Vendor	Defective	Acceptable
1	28		126
2	12		78
3	33		246

a. Select the competing hypotheses to determine whether quality is associated with the source of the shipments.

• H₀: Quality and source of shipment (vendor) are independent.; H_A: Quality and source of shipment (vendor) are dependent.

• H₀: Quality and source of shipment (vendor) are dependent.; H_A: Quality and source of shipment (vendor) are independent.

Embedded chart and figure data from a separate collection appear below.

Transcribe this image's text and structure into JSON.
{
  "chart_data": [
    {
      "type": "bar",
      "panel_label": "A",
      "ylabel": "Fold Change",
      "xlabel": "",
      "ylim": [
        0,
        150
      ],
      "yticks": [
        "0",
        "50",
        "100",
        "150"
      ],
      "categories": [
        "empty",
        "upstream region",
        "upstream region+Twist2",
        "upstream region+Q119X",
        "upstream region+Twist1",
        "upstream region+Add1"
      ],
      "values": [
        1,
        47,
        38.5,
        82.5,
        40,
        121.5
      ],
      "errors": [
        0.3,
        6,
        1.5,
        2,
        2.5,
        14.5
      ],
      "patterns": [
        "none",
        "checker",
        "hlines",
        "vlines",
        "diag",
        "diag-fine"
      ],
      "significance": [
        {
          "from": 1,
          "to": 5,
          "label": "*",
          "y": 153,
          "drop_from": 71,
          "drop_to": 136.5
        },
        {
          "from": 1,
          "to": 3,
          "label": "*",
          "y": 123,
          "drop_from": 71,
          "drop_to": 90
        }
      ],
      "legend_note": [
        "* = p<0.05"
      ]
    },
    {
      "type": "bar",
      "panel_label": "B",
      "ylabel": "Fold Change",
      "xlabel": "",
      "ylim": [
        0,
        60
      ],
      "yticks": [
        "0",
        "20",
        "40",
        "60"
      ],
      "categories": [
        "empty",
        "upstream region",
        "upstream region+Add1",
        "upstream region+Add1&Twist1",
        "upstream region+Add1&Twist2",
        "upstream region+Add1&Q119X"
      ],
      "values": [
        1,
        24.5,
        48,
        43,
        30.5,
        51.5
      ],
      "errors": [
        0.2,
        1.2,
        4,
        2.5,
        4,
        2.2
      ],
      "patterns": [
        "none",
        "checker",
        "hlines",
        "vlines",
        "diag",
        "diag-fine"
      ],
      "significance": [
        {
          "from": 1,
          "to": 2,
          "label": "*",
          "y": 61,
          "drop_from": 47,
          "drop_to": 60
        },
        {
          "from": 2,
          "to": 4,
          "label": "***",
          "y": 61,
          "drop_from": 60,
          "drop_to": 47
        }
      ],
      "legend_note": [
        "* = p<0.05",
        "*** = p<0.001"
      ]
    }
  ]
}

b-1. Calculate the value of the test statistic. (Round intermediate calculations to at least 4 decimal places and final answer to 3 decimal places.)

FIND THE TEST STATISTIC.

Answer 1

a)

H0: Quality and source of shipment (vendor) are independent.; HA: Quality and source of shipment (vendor) are dependent.

b)

Observed Frequencies
	Shipment Quality
Vendor	Defective	Acceptable	Total
1	28	126	154
2	12	78	90
3	33	246	279
Total	73	450	523

Expected Frequencies
	Shipment Quality
Vendor	Defective	Acceptable	Total
1	21.49522	132.5048	154
2	12.56214	77.43786	90
3	38.94264	240.0574	279
Total	73	450	523

fo-fe
6.50478	-6.50478
-0.56214	0.562141
-5.94264	5.942639

(fo-fe)^2/fe
1.968445	0.319326
0.025155	0.004081
0.906845	0.14711

Chi square = sum(Oi-Ei)^2/Ei
Chi square = 3.371

df = (r-1)*(c-1) = (3-1)*(2-1) = 2*1 = 2

critical value, =CHISQ.INV.RT(0.05,2) = 5.99

Since chisq < critical value, i fail to reject Ho and conclude that Quality and source of shipment (vendor) are independent.